Hello everybody,
Years ago I opened the topic linked below about the same thing but at that time I had much less understanding of C and the answers seemed to me enough. Now I want to learn a little bit more detail. (Honestly I am writing this briefing as I am concerned to be caught and ragged by Salem)
Inline keyword
As far as I understand the inline keyword is just a suggestion to the compiler and the compiler may ignore it. When I declare the function with the inline keyword and define the function below the main function it does not compile. Therefore I got two suggestions from two people with great knowledge:
laserlight: Ditch the prototype and just use the function definition as a declaration.
oogabooga: To avoid some other complexities, you may also want to make it static (i.e., "internal" instead of "external"). [Also c99tutorial suggested the same thing.]
What I understand from the previous discussion and my research.
1) laserlight's suggestion works. If the compiler accepts to inline the definition is there, if it ignores it the decleration is there so it can be linked.
2) If I do the same as 1 but define the function below main function and do not declare the function prototype the code compiles with a warning ("implicit decleration of the function").

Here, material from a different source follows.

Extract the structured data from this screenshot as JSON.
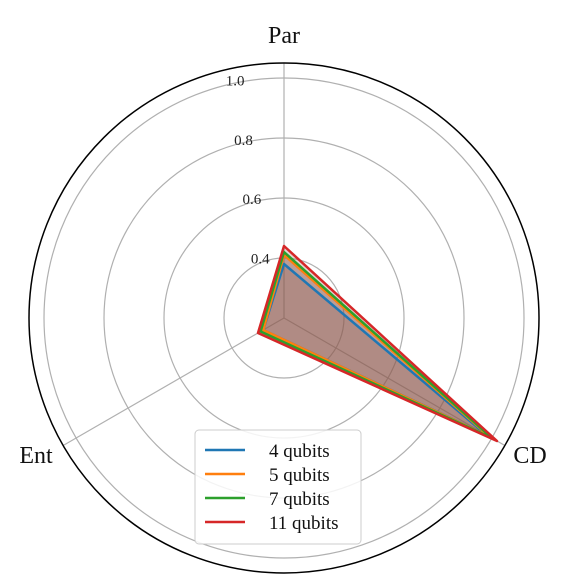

3)To resolve this if I type the prototype with the keyword inline it does not work ("undefined reference to the function"). I suspect the the compiler rejects inlining the function and cannot find the function definition to link. Why does not that work?
4)When I remove the inline keyword from the function prototype it works without any warnings or errors. Is it thr right way to use inline functions?
5)If I add static keyword both to the definition and the prototype it works too. As far as I know the static keyword makes the function is known only in the file. Why is this usually recommended to use with inline?
6)If I type the function prototype with inline but the definition without inline it works without any warnings and errors. My guess is that inlining is never suggested to the compiler at that case. But I would expect at least a warning. Why does this seem legit?
P.S. : I use GCC as my compiler with Code::Blocks.